Bolivia, por su parte, es un caso especial, porque la recuperación de las tradiciones indígenas que está en el centro simbólico del programa de Evo Morales implica una vuelta a los cultos precolombinos, es decir precristianos, que es leída como un desafío por la cúpula de la Iglesia (al mismo tiempo, la evocación enlaza con algunos tópicos de la globalización: hay por ejemplo una línea directa entre pachamamismo y ecologismo).

Pero no perdamos de vista la mirada general. A juzgar por sus primeros gestos, Francisco se propone un plan de reforma de la Iglesia en vistas a un reacercamiento a la sociedad, en particular a los sectores más castigados (la vieja ironía sobre la Teología de la Liberación dice: “Cuando la Iglesia optó por los pobres, los pobres ya habían optado por los evangélicos”). Si es así, entonces quizás pueda darse una feliz coincidencia entre las políticas de inclusión social de la izquierda latinoamericana y el nuevo Papa, aunque también es necesario reconocer que estos programas no son resultado de la gracia divina sino de una decisión política que muchas veces implica afectar factores de poder, por ejemplo cobrando retenciones o nacionalizando el petróleo y el gas, y entonces habrá que ver cómo reacciona la Iglesia.

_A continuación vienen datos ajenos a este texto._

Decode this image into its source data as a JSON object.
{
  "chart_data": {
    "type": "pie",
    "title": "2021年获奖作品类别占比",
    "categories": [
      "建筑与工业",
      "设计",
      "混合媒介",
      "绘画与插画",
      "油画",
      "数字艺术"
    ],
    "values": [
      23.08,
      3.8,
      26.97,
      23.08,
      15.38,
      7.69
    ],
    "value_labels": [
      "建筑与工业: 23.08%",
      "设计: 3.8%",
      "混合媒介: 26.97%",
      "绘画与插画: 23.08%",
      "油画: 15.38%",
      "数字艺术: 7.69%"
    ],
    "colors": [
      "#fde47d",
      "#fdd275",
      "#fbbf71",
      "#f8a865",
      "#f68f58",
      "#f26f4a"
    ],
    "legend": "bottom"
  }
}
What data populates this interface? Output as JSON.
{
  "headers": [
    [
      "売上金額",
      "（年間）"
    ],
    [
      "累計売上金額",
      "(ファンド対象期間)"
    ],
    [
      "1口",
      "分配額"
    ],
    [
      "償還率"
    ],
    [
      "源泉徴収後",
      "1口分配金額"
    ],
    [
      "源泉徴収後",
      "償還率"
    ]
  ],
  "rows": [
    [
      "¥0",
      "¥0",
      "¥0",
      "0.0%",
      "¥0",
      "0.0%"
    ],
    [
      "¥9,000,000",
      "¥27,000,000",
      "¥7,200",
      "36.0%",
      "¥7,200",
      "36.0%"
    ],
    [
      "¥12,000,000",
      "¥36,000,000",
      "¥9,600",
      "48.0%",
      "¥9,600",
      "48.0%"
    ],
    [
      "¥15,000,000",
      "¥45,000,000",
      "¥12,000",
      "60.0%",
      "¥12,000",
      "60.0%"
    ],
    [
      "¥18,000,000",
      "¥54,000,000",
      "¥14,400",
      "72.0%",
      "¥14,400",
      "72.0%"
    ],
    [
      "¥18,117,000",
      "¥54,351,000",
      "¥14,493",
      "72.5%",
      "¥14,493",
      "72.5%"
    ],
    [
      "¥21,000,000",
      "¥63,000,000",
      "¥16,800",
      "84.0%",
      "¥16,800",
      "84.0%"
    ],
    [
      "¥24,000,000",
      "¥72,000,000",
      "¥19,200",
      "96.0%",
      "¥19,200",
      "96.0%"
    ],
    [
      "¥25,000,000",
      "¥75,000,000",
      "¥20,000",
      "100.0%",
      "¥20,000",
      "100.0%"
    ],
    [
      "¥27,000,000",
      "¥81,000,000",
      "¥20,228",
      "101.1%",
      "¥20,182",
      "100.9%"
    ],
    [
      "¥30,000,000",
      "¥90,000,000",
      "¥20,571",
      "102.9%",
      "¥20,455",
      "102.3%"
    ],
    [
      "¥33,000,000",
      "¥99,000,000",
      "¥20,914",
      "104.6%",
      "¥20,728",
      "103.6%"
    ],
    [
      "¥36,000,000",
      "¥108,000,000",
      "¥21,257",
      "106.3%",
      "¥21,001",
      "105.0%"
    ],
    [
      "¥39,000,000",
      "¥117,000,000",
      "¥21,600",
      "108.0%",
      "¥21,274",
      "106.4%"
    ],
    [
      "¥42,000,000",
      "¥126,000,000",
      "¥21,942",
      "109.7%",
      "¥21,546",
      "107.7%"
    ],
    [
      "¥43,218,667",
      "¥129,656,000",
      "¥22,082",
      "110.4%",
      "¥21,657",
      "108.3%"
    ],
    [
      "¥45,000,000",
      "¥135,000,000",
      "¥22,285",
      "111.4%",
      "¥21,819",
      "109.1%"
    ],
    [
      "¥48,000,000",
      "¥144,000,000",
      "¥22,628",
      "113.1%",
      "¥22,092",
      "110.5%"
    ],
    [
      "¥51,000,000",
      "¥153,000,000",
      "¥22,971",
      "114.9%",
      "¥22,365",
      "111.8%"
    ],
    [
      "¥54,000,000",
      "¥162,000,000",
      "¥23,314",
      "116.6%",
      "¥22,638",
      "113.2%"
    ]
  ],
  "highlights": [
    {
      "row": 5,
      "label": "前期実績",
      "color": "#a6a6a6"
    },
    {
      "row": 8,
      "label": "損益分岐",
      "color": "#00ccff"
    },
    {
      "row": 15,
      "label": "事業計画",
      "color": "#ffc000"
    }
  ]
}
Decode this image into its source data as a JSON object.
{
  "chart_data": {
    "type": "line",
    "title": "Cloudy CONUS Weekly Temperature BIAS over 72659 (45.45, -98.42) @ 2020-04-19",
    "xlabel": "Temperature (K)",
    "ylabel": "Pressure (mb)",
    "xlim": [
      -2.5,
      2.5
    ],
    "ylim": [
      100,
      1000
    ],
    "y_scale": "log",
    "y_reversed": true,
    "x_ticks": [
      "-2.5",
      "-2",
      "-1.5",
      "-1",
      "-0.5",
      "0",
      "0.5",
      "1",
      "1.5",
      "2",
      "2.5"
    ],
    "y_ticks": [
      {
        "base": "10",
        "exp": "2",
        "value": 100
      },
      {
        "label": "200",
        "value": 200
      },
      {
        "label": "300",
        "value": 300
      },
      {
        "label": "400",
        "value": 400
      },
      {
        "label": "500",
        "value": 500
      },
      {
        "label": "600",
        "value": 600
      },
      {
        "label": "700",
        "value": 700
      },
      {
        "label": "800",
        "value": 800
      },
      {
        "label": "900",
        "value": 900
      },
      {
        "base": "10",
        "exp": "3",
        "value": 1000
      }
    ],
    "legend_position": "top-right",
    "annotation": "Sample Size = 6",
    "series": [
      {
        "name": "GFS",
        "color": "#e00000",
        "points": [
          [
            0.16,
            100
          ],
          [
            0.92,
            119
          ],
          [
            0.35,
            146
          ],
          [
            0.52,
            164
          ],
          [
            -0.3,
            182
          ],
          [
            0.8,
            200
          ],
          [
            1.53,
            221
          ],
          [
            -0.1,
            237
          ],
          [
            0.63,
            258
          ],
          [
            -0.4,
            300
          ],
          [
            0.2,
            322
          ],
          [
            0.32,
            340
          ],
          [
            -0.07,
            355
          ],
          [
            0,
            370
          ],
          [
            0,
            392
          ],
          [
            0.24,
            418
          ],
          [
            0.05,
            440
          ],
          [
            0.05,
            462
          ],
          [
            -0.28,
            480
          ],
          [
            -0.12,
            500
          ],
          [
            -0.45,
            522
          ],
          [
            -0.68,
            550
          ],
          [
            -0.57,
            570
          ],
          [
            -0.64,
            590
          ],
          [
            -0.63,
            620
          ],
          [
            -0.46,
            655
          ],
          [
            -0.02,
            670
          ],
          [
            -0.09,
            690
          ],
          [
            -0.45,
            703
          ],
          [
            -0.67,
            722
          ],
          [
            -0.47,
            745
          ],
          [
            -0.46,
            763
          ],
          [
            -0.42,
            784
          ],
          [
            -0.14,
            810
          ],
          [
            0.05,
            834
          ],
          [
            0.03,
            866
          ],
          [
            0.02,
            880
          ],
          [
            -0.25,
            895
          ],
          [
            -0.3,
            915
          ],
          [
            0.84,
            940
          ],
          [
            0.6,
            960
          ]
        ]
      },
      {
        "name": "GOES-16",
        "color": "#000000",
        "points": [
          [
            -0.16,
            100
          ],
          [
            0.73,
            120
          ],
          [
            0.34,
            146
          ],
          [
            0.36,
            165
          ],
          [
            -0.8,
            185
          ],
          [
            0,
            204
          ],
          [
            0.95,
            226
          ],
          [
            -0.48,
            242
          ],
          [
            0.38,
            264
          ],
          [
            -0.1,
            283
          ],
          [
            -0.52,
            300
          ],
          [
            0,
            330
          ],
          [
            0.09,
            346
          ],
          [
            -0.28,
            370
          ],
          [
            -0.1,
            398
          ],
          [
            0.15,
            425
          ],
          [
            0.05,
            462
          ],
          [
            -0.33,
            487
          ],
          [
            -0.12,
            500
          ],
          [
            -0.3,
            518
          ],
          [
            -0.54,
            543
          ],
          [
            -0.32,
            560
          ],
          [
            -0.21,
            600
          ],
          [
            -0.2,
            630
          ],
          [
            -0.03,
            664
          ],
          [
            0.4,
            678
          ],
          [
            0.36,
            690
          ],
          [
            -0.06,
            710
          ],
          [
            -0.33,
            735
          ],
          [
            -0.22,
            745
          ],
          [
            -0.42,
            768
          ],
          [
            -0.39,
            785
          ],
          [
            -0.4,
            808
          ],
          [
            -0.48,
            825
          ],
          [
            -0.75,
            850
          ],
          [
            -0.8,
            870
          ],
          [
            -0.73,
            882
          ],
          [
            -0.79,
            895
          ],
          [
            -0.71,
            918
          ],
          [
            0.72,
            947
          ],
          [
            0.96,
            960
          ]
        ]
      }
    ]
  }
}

Pero el punto no es éste, pues todo indica que en lo que la elección del primer Papa latinoamericano y su consiguiente influencia en la región resultará más dañina será en la profundización de las conquistas –tímidas pero reales– registradas en los últimos años en materia de derechos civiles: me refiero a la unión civil entre personas del mismo sexo aprobada en Brasil, Ecuador y Uruguay, a los avances, a veces por fallos judiciales y otras por nuevas legislaciones, en la reglamentación de la interrupción legal del embarazo en Argentina, Uruguay, Venezuela y Bolivia, y en las políticas de educación sexual y salud reproductiva implementadas en toda la región. Más o menos importantes, estas conquistas aluden a un aspecto de los gobiernos de izquierda que a menudo se soslaya: su costado no populista y su conexión con la tradición liberal (hay por ejemplo una continuidad histórica entre las leyes de patria potestad y divorcio sancionadas por el alfonsinismo y las de matrimonio igualitario e identidad de género del kirchnerismo).

Hasta qué punto el nuevo Papa podrá ralentizar o detener estos avances es algo que iremos viendo con el tiempo, porque con la relación entre la Iglesia y el poder político sucede como con los matrimonios de toda la vida: cuando uno de sus integrantes cambia sobreviene un período de ajuste, irremediablemente tenso, hasta que las cosas se reacomodan y los dos vuelven a la rutina de siempre, marcada por la mutua desconfianza y los pequeños rencores acumulados e iluminada de vez en cuando por algunos rayos de alegría compartida, que casi lo justifican todo.

1. Max Weber, Economía y sociedad, Fondo de Cultura Económica.